In The Frame (Fiction)
There's a method to it. A lot of people who come in here will take one look at the place and then look back at me like I'm crazy, like I'm at risk for letting it "get this bad" or something. The assumption they all have is that this was once a clean, orderly, tidy place. The idea that there was once a time where it wasn't like this, where I placed a paper out of its perfect spot or I let a marker roll a little too far off the desk, and then I kept sliding down that slippery slope until I was up to my ankles in mechanical pencils and pocket journals; it isn't like that. It’s not just my artistic process– it’s my art.
How do you find anything in all this mess, people like to ask. People like to ask a lot of questions and make a lot of comments about how I keep my space. I always wonder why-- it's not like they're the ones who work here. I like to tell them that I can find anything easily, because I know where things are. Well, how do you know? They ask again. Simple, I say, pulling out my chair and disrupting the pile of notecards on it with scribbled out novel ideas. Most of my paint pens are under the desk, because I do my best paintings while lying on my stomach. The post-it notes on the walls look like a conspiracy board to only an outside observer-- I have them color coordinated in synchronicity with my synesthesia. If I'm looking for a sketchbook from a specific year, I go to the spot in my room I associate with that year, and there it is. Simple. I don't know why people put things in boxes and drawers when you can just come up with a system like that?
Do you lose things, they ask. I laugh right in their faces and gesture around the room as if they haven't seen it. Yes. Of course I lose things.
If I can't find it anymore, well, then that's on me. I guess I just didn't care enough about that old sketchbook or those stickers to keep a closer eye on them. If they're lost in the sea of supplies, I'll say bon voyage. There's a method. Part of the method is letting things go when they're gone. I think that's very "Marie Kondo" of me, actually, letting things go without much fuss.
Eccentric artists are always revered and seen as these cool, introspective, fascinating creatures until we pull the curtain back too far and the art lovers see just how "eccentric" we really are. The ritual of getting a morning coffee and staring wistfully out the window, thinking about art and being creative; that is the uncreative's fantasy of what a creative is. It is not the reality that people want to see. It is not clean, orderly, tidy. This is my art. It works.

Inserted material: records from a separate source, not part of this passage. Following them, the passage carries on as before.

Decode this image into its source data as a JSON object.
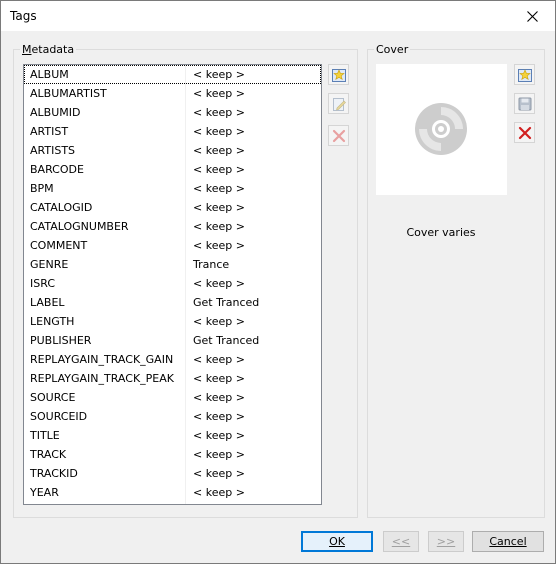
{
  "window": {
    "title": "Tags"
  },
  "metadata": {
    "group_label_prefix": "M",
    "group_label_rest": "etadata",
    "tags": [
      {
        "key": "ALBUM",
        "value": "< keep >"
      },
      {
        "key": "ALBUMARTIST",
        "value": "< keep >"
      },
      {
        "key": "ALBUMID",
        "value": "< keep >"
      },
      {
        "key": "ARTIST",
        "value": "< keep >"
      },
      {
        "key": "ARTISTS",
        "value": "< keep >"
      },
      {
        "key": "BARCODE",
        "value": "< keep >"
      },
      {
        "key": "BPM",
        "value": "< keep >"
      },
      {
        "key": "CATALOGID",
        "value": "< keep >"
      },
      {
        "key": "CATALOGNUMBER",
        "value": "< keep >"
      },
      {
        "key": "COMMENT",
        "value": "< keep >"
      },
      {
        "key": "GENRE",
        "value": "Trance"
      },
      {
        "key": "ISRC",
        "value": "< keep >"
      },
      {
        "key": "LABEL",
        "value": "Get Tranced"
      },
      {
        "key": "LENGTH",
        "value": "< keep >"
      },
      {
        "key": "PUBLISHER",
        "value": "Get Tranced"
      },
      {
        "key": "REPLAYGAIN_TRACK_GAIN",
        "value": "< keep >"
      },
      {
        "key": "REPLAYGAIN_TRACK_PEAK",
        "value": "< keep >"
      },
      {
        "key": "SOURCE",
        "value": "< keep >"
      },
      {
        "key": "SOURCEID",
        "value": "< keep >"
      },
      {
        "key": "TITLE",
        "value": "< keep >"
      },
      {
        "key": "TRACK",
        "value": "< keep >"
      },
      {
        "key": "TRACKID",
        "value": "< keep >"
      },
      {
        "key": "YEAR",
        "value": "< keep >"
      }
    ],
    "actions": [
      {
        "icon": "add-star-icon",
        "enabled": true
      },
      {
        "icon": "edit-note-icon",
        "enabled": false
      },
      {
        "icon": "delete-x-icon",
        "enabled": false
      }
    ]
  },
  "cover": {
    "group_label": "Cover",
    "caption": "Cover varies",
    "image_icon": "cd-disc-icon",
    "actions": [
      {
        "icon": "add-star-icon",
        "enabled": true
      },
      {
        "icon": "save-disk-icon",
        "enabled": false
      },
      {
        "icon": "delete-x-icon",
        "enabled": true
      }
    ]
  },
  "footer": {
    "ok_label": "OK",
    "prev_label": "<<",
    "next_label": ">>",
    "cancel_label": "Cancel"
  },
  "colors": {
    "accent": "#0078d7",
    "delete_red": "#d12020",
    "disabled_red": "#e8a0a0"
  }
}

I always know where to find the pony beads. Why does it matter how it looks as long as I know where to find my pony beads?
What confuses me is why I even let people see my room anymore when I know what their reaction is going to be. Some emotion on the spectrum between shock and disgust. My roommate’s face no longer betrays the whoa-yuck when they pop their head in to tell me rent is due, or when they bring up my delivered groceries.
“Leave it by the canvases.” I’ll always tell them. It’s the most identifiable item that’s also closest to the door.
Last week, their eyes swept around the room as if they were searching for something, like they couldn't quite comprehend what they’re seeing. Then their eyes fell on me and they jumped, clutching a hand to their hoodie and holding onto the doorframe with the other.
“Sorry,” They said, setting down the groceries. “I didn’t see you there.”
“It’s okay. I know it’s kind of hard to tell at this point.”
“Is this… performance art?”
I can’t tell them that the paint on my body is neither intentional, nor unintentional. That it is just part of the process; the paper mache finds its own way into my hair, under my nails. The yarn has a mind of its own. “Sure. You could say that.”
At some point, I stopped showing people to my room. There didn’t seem to be any reason to, anymore, now that I was doing art full-time. Work didn’t matter as much as my art did– same to going out. It’s not like any potential partners wanted to stay over in this heap. There would be no companionship for me for people who would not surround themselves in my art the way I do.
“I don’t get how you live like this,” My then-girlfriend would wrinkle her nose and try to clean up.
“I could tell you,” I offered, ready to explain myself at a moment’s notice.
“No, no.” She said, “That’s fine.” She would shelve my sketchbooks in the bookshelf I used to hold my fabric, and the moment she left, I would take them down again.
I stopped ordering groceries. I don’t need to eat anymore; I'm too busy with my magnum opus. Nowadays, I sleep instead, my bed becoming neglected in favor of the floor. It feels right to be there. Like I am closer to my work.
In my dreams, my roommate keeps my door open but restricts access behind velvet rope, like in a museum. People will take the elevator up to the sixth floor and walk down the sterile hallway and through the clean living room and be met with me. They will be bewildered that there used to be chintz in this room, that it was anything other than paper and paint and beads and tape and color and enamel and resin and my body and ink.
When they see me, they will not clutch their chests and support themselves in the frame. They will smile and point and be awed at my technique, artists from the world coming to admire my distinct and methodical touches. Maybe they will understand why I place my paint pens under the desk just by looking. Maybe they will comprehend the synesthetic language of my post-it notes. Maybe they will crack the code of what year correlates to what sketchbook, and I will no longer be a mystery to those who observe me.
I am lost in the sea of my studio, and I am happy to let myself go.